From my perspective there are two issues here.   First, is the President's claim about what the effects of the sequester will be, correct?   There the answer is simple, no.   Were the President serious he would be working hard to get the parties, including his own, behind a series of balanced alternatives.  I think he believes that the media will protect him from any blame on this, if there are consequences to these cuts.   From my perspective the effects of the cuts are much less than most Washington wonks have suggested.   Indeed, the media will protect him - but at some point the American people will see through the media wall and will begin to hold all of Washington responsible for their nonsense.

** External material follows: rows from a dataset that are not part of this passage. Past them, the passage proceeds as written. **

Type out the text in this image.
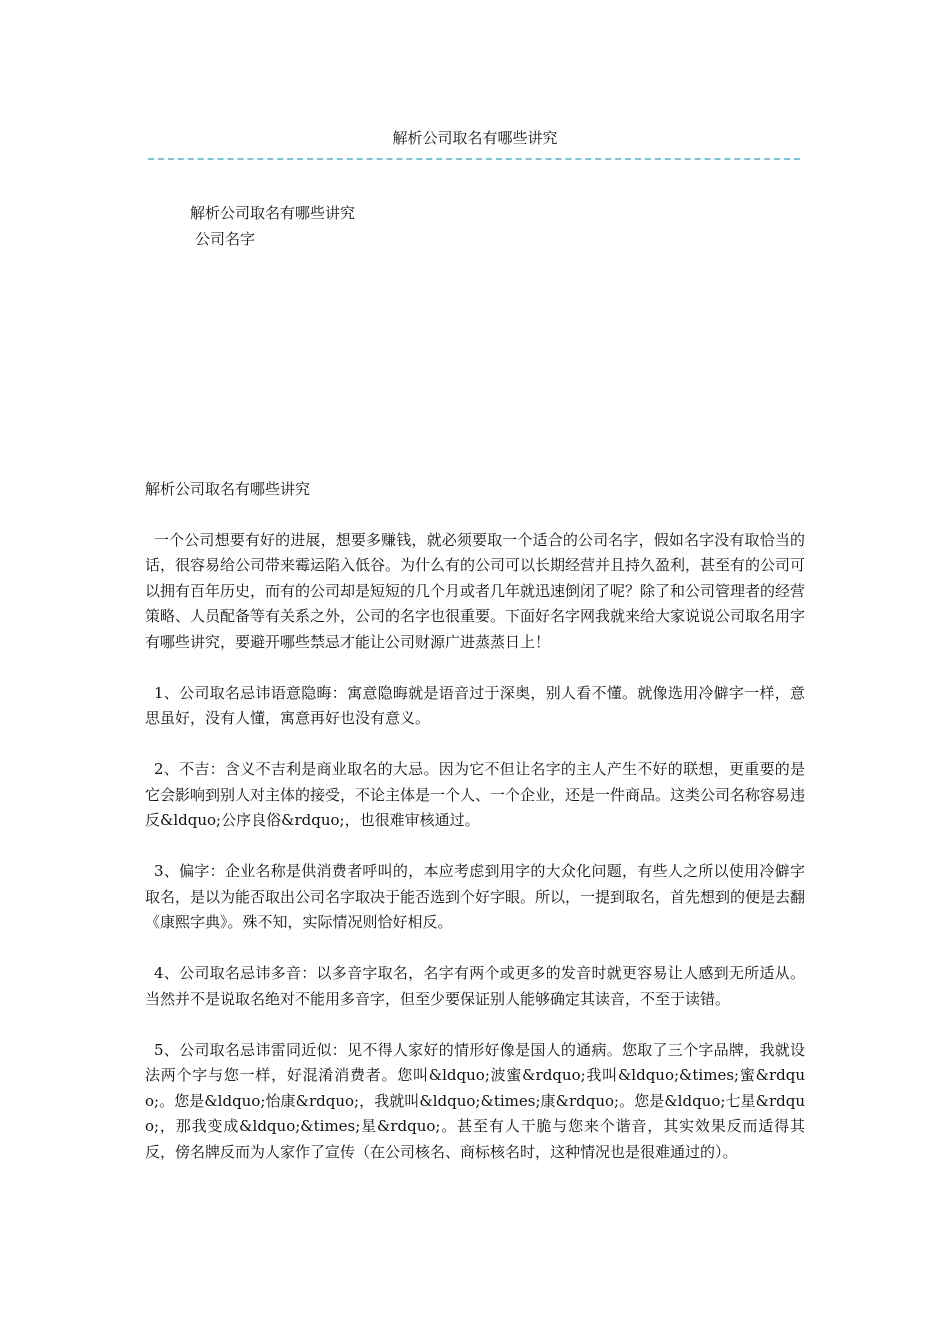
解析公司取名有哪些讲究
解析公司取名有哪些讲究
公司名字

解析公司取名有哪些讲究

一个公司想要有好的进展，想要多赚钱，就必须要取一个适合的公司名字，假如名字没有取恰当的话，很容易给公司带来霉运陷入低谷。为什么有的公司可以长期经营并且持久盈利，甚至有的公司可以拥有百年历史，而有的公司却是短短的几个月或者几年就迅速倒闭了呢？除了和公司管理者的经营策略、人员配备等有关系之外，公司的名字也很重要。下面好名字网我就来给大家说说公司取名用字有哪些讲究，要避开哪些禁忌才能让公司财源广进蒸蒸日上！

1、公司取名忌讳语意隐晦：寓意隐晦就是语音过于深奥，别人看不懂。就像选用冷僻字一样，意思虽好，没有人懂，寓意再好也没有意义。

2、不吉：含义不吉利是商业取名的大忌。因为它不但让名字的主人产生不好的联想，更重要的是它会影响到别人对主体的接受，不论主体是一个人、一个企业，还是一件商品。这类公司名称容易违反&ldquo;公序良俗&rdquo;，也很难审核通过。

3、偏字：企业名称是供消费者呼叫的，本应考虑到用字的大众化问题，有些人之所以使用冷僻字取名，是以为能否取出公司名字取决于能否选到个好字眼。所以，一提到取名，首先想到的便是去翻《康熙字典》。殊不知，实际情况则恰好相反。

4、公司取名忌讳多音：以多音字取名，名字有两个或更多的发音时就更容易让人感到无所适从。当然并不是说取名绝对不能用多音字，但至少要保证别人能够确定其读音，不至于读错。

5、公司取名忌讳雷同近似：见不得人家好的情形好像是国人的通病。您取了三个字品牌，我就设法两个字与您一样，好混淆消费者。您叫&ldquo;波蜜&rdquo;我叫&ldquo;&times;蜜&rdquo;。您是&ldquo;怡康&rdquo;，我就叫&ldquo;&times;康&rdquo;。您是&ldquo;七星&rdquo;，那我变成&ldquo;&times;星&rdquo;。甚至有人干脆与您来个谐音，其实效果反而适得其反，傍名牌反而为人家作了宣传（在公司核名、商标核名时，这种情况也是很难通过的）。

The second issue is more important.  Erskine Bowles and Alan Simpson have produced a revised  plan for reducing the deficit which is a lot more balanced.  They proposed an approach which is less reliant on tax increases and more reliant on spending reductions than the President seems to support.  At the same time, from my perspective, the revenue increases would seem to be focused not on raising rates but on reforming the tax code.  

In the original Simpson-Bowles plan there was an attempt to improve the code by cutting out a lot of the thatch that has grown up since the 1986 Reform Act.   That plan reduced a lot of sacred cows in the code but would have also produced a much simplified process for most taxpayers and lower rates.   Both of those changes would improve the prospects of economic growth.   Like the original plan I expect that there will be some parts of the final proposal that I will not like - but one has to look at the whole picture.   And from that perspective, the new outline looks like a creative and helpful step.

From my perspective we have three choices before us.   The best among them is the balance that Simpson Bowles seems to offer.   While I think we are taxed enough - I am more than willing to increase revenues in the quest of simplification of the Byzantine tax system.   The second best is to allow the sequester to take effect.  The first year cuts (which would take place on March 1) amount to a bit less than $100 billion.   There are many I do not like, the defense reductions over the course of the sequester are horrible policy. In the second alternative, Congress could always modify the longer term proposals.   The least best is the one advanced by the President - which basically starts with the assumption that spending a higher percentage of GDP through the government is a good way to revitalize the economy.